The coffee machine was set up on the filing cabinet and Bianca came back from what looked like the bathroom with a pot full of water.
“Oh, it’s clean,” she said with a grin. “We’ve got the artesian wells supplying water to all the public buildings in Cougar Creek. Who would have thunk, huh? But you know there’s a good bit more money around here than you’d recognize, and they took to channel the water. I mean, the homes get it too, why your home has a well on the property!”
“My home?” I asked.
“The Estate.” Bianca snapped her gum as she poked the coffee maker into life. “Emma Hayes was your aunt, right?”
“Yes.” I nodded.
“Marlene Hayes was your mom.” Bianca didn’t even pretend it was a question.
I tried to keep my jaw from dropping. “You knew my mom?”

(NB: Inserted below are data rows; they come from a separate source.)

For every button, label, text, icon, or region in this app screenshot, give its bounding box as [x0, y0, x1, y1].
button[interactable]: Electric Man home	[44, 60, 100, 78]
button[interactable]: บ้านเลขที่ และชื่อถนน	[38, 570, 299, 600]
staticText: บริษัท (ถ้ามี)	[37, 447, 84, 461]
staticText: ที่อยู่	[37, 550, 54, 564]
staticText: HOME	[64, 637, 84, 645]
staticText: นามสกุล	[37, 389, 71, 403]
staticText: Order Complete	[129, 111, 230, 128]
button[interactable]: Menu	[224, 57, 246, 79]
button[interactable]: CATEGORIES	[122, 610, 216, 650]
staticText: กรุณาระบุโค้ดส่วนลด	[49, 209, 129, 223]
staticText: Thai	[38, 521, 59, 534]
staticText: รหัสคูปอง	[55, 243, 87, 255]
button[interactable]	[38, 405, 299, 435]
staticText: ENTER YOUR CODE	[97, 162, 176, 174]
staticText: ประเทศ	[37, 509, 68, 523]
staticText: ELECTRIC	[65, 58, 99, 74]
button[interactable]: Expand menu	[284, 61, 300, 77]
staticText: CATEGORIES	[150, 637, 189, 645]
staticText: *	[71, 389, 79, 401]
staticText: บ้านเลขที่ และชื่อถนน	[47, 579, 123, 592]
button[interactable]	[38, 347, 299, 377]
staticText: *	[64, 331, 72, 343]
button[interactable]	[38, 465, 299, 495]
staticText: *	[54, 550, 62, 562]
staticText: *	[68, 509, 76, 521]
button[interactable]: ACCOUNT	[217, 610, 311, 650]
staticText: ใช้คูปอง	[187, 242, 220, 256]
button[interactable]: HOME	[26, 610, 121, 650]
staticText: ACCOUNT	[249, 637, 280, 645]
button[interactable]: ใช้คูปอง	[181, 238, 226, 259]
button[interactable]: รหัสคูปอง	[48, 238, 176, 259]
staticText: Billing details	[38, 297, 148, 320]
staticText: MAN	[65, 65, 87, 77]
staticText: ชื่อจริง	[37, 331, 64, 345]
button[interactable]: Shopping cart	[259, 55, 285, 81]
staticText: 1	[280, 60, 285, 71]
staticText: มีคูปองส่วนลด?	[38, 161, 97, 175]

“No. No.” Bianca’s laughter rumbled through the small sheriff’s office. “But my mom was friends with your mom and aunt when they were in school. They used to ride the bus-”
She was a tall skinny auburn-haired, middle-aged woman with her nails done in glittering black points. Her hair was coifed in sprayed curls. Her false eyelashes were perfectly applied, and she dressed in jeans, pumps, and a turquoise blue sweater. She looked extremely put together for the person manning the Cougar Creek sheriff's station in the middle of the night.
“Interesting.” I interrupted, exasperated.
Bianca paused, casting a critical eye over me.
My skin heated up in embarrassment. “I don’t mean to be rude but I’m exhausted.”
“I understand,” Bianca nodded. “That’s why I’m making a pot of coffee for us.” She gazed pointedly at the coffee maker, which was just finishing its final gurgling drips of coffee into the pot. “I thought we would relax a bit and make it a little more friendly. I mean, we can’t forget you did pull a gun on a Sheriff.”
I groaned. “I know. I mistook him for a predator.”
“Sheriff Ted?” Bianca’s rumbling laughter lifted my spirits a bit.
“Yeah,” I chuckled. “I’m a complete idiot.”
“Must have been pretty dark out there,” she said. “To make him look menacing.”